I never knew you had a fourth wife.
But I did know I have a brother. A half-brother. I tried to work out how old he might be now. He was born not long after you divorced my mother. I remember neighbours gossiping about it. Saying how happy you were with your second wife and son. You introduced me to him only once or twice, when he was already at school. I could tell something was wrong with him even then. When I asked you about him, you would get angry.

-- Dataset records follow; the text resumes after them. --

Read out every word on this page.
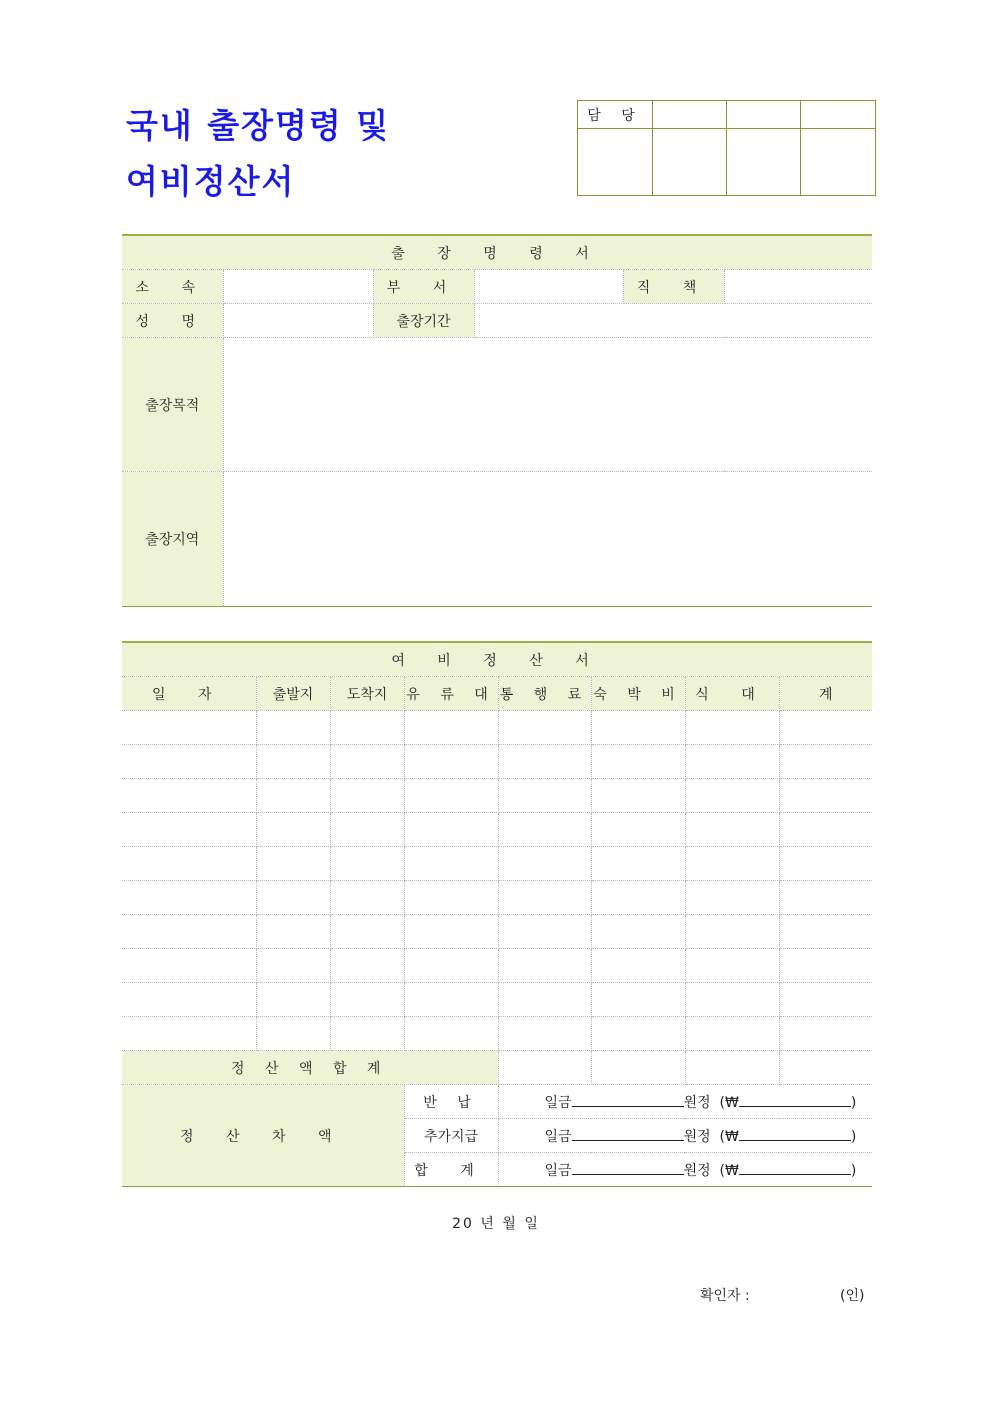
국내 출장명령 및
여비정산서
담 당			

출 장 명 령 서					
소 속		부 서		직 책	
성 명		출장기간			
출장목적					
출장지역					
여 비 정 산 서							
일 자	출발지	도착지	유 류 대	통 행 료	숙 박 비	식 대	계

정 산 액 합 계							
정 산 차 액			반 납	일금 원정 (₩ )			
			추가지급	일금 원정 (₩ )			
			합 계	일금 원정 (₩ )			
20 년 월 일
확인자 :	(인)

Soon you never spoke about him. We lost touch after his mother and I divorced, you would say. But I knew you were embarrassed. His mind did not work properly. He could not finish school, or hold a job. You did not want a son like that.
Or a daughter who asks questions you had no answers for.
When you married your third wife, I was already at University. You proudly declared how much you love her daughter. She was learning a useful trade and already knew how to cook and keep house clean. She also knew how to tell you things you liked hearing. All you ever wanted from a woman. I should try to be more like her, you said. And not waste time on useless dreams. No man would marry me.
You were wrong on both counts; I learned how to cook and keep house spotless. Some men wanted to marry me. Even to love me. But they never had a chance. Not on a long run. Not against the abyss you left. Poor bastards.
And now I am staring into this email for a long time. Waiting.
For tears to come. Daughters cry when their fathers die. And I am your only daughter.
But they did not come for a long time. Days turned into string of grey pebbles. Indistinguishable from others lying on the beach.
While my mind contracted with memories of you.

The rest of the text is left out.